A significant amount of 2019’s hemp crop in the U.S. was ruined and rendered unsalable. That unhappy result was due in part to cultivators and processors struggling to dry and store harvested hemp successfully after U.S. hemp production roughly quadrupled from 2018 to 2019. In many cases, methods, equipment, and facilities to meet the challenge of preserving increased volumes of hemp biomass fell short. In others, unsold biomass saw its CBD content degrade over time in an oversupplied market, lowering its value.
However, new practices are being developed to preserve harvested hemp. Experts entering the hemp industry from related fields have also been applying existing methods, namely cryogenic freezing, to help reduce post-harvest crop losses.
Mark Mathis is CEO of Colorado-based High Mountain Processing (HMP). The company, now in its tenth year of operation, processes several different biomass-oriented agricultural products. They have been working with hemp for three years. Mathis told Hemp Benchmarks hemp is unique in that it develops mold “faster than anything I’ve ever seen. It’s 70% moisture and [if] you put it in a big pile it gets hot fast; it starts going through that composting process extremely fast.”
Given these challenges, HMP has spent the past year experimenting with hemp drying and storage issues. Specifically, they have been investigating what happens to hemp when it is rolled into bales, a process used commonly and successfully in traditional agriculture for crops such as hay. Bales compact organic material, remove most of the oxygen, and are watertight.
With hemp, however, there have been issues controlling anaerobic digestion created by bacteria within bales. Anaerobic bacteria can thrive on organic materials in an oxygen-scarce environment. Those microorganisms break down biomass, creating methane and carbon dioxide, along with water vapor and other gases
“We started getting in [hemp] bales from farmers,” Mathis remembered, “and the first thing we noticed was the bales had accumulated fluid in the bottom, and basically [that’s] anaerobic activity. That’s a fairly significant sign of anaerobic bacteria like e-coli or listeria or something like that, really harmful stuff. When we talked to our extractors they said, ‘we want nothing to do with it.’”
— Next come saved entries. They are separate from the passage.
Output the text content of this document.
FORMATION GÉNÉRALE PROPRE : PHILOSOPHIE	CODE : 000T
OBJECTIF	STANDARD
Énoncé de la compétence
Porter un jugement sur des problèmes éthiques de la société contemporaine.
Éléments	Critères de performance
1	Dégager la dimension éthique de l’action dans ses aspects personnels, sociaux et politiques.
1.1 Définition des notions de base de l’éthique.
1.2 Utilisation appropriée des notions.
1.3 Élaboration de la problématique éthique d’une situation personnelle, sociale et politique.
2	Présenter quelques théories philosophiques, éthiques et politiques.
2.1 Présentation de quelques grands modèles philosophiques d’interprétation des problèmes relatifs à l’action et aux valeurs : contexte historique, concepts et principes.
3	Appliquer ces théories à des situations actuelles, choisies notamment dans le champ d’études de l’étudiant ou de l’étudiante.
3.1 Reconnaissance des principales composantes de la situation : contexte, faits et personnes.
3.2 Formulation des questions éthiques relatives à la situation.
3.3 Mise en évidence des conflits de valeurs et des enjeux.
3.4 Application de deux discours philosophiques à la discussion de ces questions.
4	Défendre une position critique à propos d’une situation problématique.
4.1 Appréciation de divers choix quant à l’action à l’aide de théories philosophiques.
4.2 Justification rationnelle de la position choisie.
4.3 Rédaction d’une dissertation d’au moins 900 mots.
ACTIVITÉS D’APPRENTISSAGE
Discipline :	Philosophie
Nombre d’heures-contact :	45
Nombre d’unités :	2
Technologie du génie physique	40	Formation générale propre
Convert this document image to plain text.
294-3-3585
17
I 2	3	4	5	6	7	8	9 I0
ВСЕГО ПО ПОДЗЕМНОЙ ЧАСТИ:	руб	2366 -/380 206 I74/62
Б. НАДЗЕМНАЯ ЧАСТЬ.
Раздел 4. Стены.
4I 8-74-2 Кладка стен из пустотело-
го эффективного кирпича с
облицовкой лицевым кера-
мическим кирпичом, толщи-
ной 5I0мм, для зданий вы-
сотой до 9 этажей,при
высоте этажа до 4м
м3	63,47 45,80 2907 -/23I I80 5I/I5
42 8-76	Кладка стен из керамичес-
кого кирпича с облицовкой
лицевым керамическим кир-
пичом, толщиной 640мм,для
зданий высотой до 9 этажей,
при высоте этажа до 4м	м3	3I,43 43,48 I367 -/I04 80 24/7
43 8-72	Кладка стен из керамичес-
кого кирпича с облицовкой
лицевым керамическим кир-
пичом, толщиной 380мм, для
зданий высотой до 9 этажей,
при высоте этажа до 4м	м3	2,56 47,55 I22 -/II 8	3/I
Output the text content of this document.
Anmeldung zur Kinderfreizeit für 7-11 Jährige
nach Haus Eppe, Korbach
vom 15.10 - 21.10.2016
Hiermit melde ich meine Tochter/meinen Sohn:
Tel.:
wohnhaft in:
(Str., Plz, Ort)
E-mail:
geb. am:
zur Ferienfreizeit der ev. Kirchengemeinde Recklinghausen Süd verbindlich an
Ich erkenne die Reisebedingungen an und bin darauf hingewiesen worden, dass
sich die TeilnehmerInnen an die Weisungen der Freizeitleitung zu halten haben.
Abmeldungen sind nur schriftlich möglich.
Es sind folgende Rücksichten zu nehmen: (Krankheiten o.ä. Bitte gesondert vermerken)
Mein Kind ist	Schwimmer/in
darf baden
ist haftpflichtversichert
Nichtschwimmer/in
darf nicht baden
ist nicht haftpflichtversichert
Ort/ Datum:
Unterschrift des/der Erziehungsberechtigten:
While some hemp cultivators still rely on hang-drying their plants right after harvest, Mathis does not think that process can be profitable or efficient when it comes to handling large volumes of biomass. “If you’re not going to get your material dried immediately,” he said, “it needs to get frozen.”
HMP has carried out a year-long experiment freezing green, freshly harvested CBD hemp. Last year, right after the autumn harvest, they created several dozen bales of fresh hemp and placed them in a field in northern Colorado. The content of the bales was tested for CBD potency after 30, 60, 90, and 120 days outside. HMP also placed hemp bales in a standard cold storage warehouse at freezing temperatures.
For the bales that sat in a field, “we saw a significant, like a 2% … degradation over that 90 to 120 days in the CBD level,” he said. “And the stuff that we froze, when we tested that, it was about 0.2% of degradation, so almost nothing in that same period.”
Mathis said that by freezing hemp that cannot be dried immediately after harvest, “we can supply a consumer brand or an extractor the same exact product consistently for 12 months of the year. That’s versus having everything shoved at you during harvest. And who wants to buy a year’s worth of product on their inventory and have that carrying cost?”
Research is also underway to see if cryogenic freezing, the use of liquid nitrogen to super-cool organic material, can help retain the cannabinoids in hemp from the time of its harvest to the extraction process. Dr. Bryan Berger, associate professor of chemical and biomedical engineering at the University of Virginia, has been working with the cryogenic freezing technology lab at Air Products, a long-established industrial gases company based in Pennsylvania.
Conventional drying and storage methods for hemp, Berger told Hemp Benchmarks, can result in the loss of many of the plant’s valuable chemical components. However, he said, “by storing and processing and drying the material at very low temperatures you’re preserving more of that chemical integrity – and … potentially also preserving more of the volatiles, like terpenes, that might be important in the downstream processing.”
Cryogenics, said Berger, is already used in a wide variety of industrial products, while having the advantage of being scalable and cost-effective. A recent press release touted several potential benefits of employing industrial gases, like liquid nitrogen, and cryogenic freezing in the hemp supply chain, including preserving the shelf-life and quality of packaged products, as well as aiding in the efficiency of ethanol extraction, a commonly used method in the hemp-cannabinoid industry.
While cryogenics will not be a “silver bullet” to solve all of hemp’s drying and storage problems, it could become available to smaller cultivators via cooperatives and other cost-sharing models used by agricultural organizations. “Honestly it seems very much like the story of hemp in general,” Berger said. “What product are you trying to make? What’s the value of the marketplace that you can charge for it? We have to figure out scalable, cost-effective solutions.”